Serena Williams and Ruby Bridges to be inducted into National Women’s Hall of Fame

The Women’s National Hall of Fame announced Thursday that Serena Williams and Ruby Bridges will be inducted next year, inducting the tennis great and civil rights icon into the Hall of Fame. Previously announced list During Women’s History Month in March, 300 women were honored.

“The 2024 inductees have broken barriers, challenged the status quo and made an impact on history,” the Hall of Fame said in its statement.

Eight additional winners were announced in the spring. A spokesman said Williams and Bridges were able to attend after the date and location of the ceremony were changed.

Williams, 42, The 23-time tennis Grand Slam champion holds the record for the player who has been ranked No. 1 for the longest time. Retired from tennis last year Earlier this month, he became the first athlete to win the event Fashion Icon Award From the Council of Fashion Designers of America.

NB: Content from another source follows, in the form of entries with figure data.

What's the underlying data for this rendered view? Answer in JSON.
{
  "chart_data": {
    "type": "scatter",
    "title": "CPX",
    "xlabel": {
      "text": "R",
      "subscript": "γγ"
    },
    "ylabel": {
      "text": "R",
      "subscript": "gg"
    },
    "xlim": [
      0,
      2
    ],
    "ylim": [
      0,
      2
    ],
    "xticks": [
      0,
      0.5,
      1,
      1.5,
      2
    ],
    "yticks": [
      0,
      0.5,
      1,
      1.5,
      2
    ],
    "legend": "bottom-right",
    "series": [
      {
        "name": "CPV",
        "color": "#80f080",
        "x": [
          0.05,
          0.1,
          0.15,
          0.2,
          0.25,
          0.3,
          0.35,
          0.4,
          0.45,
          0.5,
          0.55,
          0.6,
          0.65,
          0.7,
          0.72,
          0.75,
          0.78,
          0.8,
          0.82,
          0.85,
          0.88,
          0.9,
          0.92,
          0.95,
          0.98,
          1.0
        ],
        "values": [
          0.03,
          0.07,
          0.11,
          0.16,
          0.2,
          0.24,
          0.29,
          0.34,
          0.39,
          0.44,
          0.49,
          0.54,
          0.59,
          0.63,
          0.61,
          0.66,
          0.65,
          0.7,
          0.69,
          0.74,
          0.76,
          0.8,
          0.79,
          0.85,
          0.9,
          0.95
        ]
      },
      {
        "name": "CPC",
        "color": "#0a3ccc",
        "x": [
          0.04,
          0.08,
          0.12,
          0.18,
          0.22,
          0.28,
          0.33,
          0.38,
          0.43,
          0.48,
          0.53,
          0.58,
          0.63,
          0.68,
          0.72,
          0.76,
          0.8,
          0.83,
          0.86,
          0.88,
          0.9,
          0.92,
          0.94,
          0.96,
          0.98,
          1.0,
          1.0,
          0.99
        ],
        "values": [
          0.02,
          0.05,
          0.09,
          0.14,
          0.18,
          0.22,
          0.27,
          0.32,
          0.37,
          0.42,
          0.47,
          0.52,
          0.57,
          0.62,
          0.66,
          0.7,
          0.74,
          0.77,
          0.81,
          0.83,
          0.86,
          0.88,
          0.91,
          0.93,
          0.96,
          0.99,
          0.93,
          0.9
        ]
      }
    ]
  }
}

bridge, 69, She was a first grader in 1960 when she became one of the first black students to attend a segregated school in New Orleans. In 1963, painter Norman Rockwell recreated the scene from the painting Our Problems Together. ” The Ruby Bridges Foundation, which she founded 24 years ago, promotes tolerance and change through education.

Williams and Bridges could not immediately be reached for comment.

Others in the class included Peggy McIntosh, 88, an activist known for exploring privilege; Kimberlé Crenshaw, 63, who helped develop critical race theory, Judith Plaskow, 76, is considered the first Jewish feminist theologian to point out the lack of female perspectives in Jewish history.

Also inducted are Loretta Ross, 69, founder of the National Center for Human Rights Education in Atlanta, and Allucquére Rosanne “Sandy” Stone , a transgender woman born in 1936, is considered the founder of the discipline of transgender studies.

Three women will be inducted posthumously: Dr. Patricia Bass (1942-2019), an early pioneer of laser cataract surgery and the first black female doctor to receive a medical patent; Anna Wessels William Dr. Anna Wessels Williams (1863-1954), who isolated a strain that helped treat diphtheria; Elouise Pepion Cobell, known as the “Yellow Bird Woman” ( 1945-2011), she founded the first tribally established bank on the Browning reservation in Montana.

According to the Hall of Fame, the induction ceremony will be broadcast nationally in prime time in New York for the first time. The previous 30 ceremonies had been held at venues around Seneca Falls, a city in upstate New York that was the site of the first Women’s Rights Convention and a national celebrity for women The location of the church.

“The 2024 inductees include scientists, activists, performers and athletes who are today’s changemakers and an inspiration to the women of tomorrow,” Hall of Fame CEO Jennifer Gabriel said in a statement .” “Their dedication, drive and talent got them here, and we’re excited to honor them on the national stage.”

The public nominates women for induction into the Hall of Fame. Nominations will then be reviewed by an expert selection committee.